Using theory, computer simulations, and previous experiments, the scientists explained why molecules in these materials remain disordered like a liquid until they reach a certain temperature called the onset temperature. At this temperature, the molecules become so viscous that they barely move, transitioning into a solid-like state. This onset of rigidity is a previously unknown phase transition that separates supercooled liquids from normal liquids.
“Our theory predicts the onset temperature measured in model systems and explains why the behavior of supercooled liquids around that temperature is reminiscent of solids even though their structure is the same as that of the liquid,” said Kranthi Mandadapu, a staff scientist at Berkeley Lab and professor of chemical engineering at the University of California, Berkeley.
In their proposed theory, the researchers treated excitations in a 2D supercooled liquid as defects in a crystalline solid. As the temperature increased to the onset temperature, they suggest that bound pairs of defects broke apart into unbounded pairs, causing the system to lose its rigidity and behave like a normal liquid.

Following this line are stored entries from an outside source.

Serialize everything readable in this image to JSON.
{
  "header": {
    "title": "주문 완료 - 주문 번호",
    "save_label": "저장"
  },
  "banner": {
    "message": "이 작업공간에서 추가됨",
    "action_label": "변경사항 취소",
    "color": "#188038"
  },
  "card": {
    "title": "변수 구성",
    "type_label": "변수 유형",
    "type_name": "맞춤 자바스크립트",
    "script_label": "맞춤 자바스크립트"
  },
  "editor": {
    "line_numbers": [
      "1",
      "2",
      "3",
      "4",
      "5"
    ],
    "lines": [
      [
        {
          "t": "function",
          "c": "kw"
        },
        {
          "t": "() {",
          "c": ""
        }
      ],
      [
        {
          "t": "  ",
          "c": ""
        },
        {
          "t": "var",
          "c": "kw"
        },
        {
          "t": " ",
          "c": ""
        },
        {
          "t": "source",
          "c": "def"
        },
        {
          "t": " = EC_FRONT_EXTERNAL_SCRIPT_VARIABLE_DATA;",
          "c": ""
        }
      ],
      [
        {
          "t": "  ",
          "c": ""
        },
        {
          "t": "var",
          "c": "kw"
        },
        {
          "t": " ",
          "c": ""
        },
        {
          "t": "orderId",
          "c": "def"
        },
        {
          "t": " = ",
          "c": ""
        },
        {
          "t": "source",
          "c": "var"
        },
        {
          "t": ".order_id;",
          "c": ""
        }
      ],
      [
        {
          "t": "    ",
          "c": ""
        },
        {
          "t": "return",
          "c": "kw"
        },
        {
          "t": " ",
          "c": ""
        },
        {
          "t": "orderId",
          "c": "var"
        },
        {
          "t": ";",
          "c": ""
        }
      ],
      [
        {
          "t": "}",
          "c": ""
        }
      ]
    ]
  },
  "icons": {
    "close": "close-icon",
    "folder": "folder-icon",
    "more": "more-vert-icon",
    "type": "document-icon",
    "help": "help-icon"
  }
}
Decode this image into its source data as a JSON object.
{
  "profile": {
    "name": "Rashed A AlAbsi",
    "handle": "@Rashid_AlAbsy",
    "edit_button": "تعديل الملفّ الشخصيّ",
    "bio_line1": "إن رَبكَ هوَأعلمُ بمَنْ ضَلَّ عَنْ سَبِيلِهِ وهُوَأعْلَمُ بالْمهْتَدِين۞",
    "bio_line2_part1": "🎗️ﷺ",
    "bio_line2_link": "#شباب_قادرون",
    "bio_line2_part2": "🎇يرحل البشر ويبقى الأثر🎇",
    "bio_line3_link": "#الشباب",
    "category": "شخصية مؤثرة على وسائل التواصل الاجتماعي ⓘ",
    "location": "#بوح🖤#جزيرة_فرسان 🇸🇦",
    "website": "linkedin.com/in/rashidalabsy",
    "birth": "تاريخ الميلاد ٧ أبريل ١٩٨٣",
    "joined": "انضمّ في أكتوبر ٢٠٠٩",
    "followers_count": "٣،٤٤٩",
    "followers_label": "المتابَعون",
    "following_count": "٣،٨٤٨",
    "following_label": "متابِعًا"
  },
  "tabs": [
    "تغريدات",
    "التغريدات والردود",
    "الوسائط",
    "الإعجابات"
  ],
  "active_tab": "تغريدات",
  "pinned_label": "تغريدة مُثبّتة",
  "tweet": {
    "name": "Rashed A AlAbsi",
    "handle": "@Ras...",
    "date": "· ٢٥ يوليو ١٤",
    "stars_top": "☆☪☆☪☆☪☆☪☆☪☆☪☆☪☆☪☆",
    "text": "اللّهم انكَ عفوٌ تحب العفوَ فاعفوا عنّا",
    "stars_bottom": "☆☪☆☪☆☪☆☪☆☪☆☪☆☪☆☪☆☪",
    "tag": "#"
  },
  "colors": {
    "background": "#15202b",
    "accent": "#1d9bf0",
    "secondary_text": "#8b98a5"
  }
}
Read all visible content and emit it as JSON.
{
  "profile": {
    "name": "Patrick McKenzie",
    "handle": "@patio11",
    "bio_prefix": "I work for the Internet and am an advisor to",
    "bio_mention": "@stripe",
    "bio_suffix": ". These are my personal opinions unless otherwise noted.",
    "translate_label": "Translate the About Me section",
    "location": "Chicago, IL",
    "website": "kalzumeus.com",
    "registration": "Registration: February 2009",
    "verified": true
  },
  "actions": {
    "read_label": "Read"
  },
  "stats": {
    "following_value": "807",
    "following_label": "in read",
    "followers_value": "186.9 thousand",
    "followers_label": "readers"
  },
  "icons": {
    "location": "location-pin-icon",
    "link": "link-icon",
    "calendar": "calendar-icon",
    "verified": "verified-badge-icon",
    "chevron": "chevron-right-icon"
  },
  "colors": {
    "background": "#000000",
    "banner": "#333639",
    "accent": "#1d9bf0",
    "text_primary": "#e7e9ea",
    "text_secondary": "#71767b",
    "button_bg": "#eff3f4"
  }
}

This theory and simulations also captured other key properties of glassy dynamics, such as the observation that a few particles move while the rest of the liquid remains frozen over short periods of time.
Mandadapu and his colleagues believe they can extend their model to 3D systems and further explain how localized motions lead to nearby excitations, resulting in the relaxation of the entire liquid. This could provide a consistent microscopic picture of how glassy dynamics emerge.
“It’s fascinating to examine why these supercooled liquids exhibit remarkably different dynamics than regular liquids,” said Mandadapu.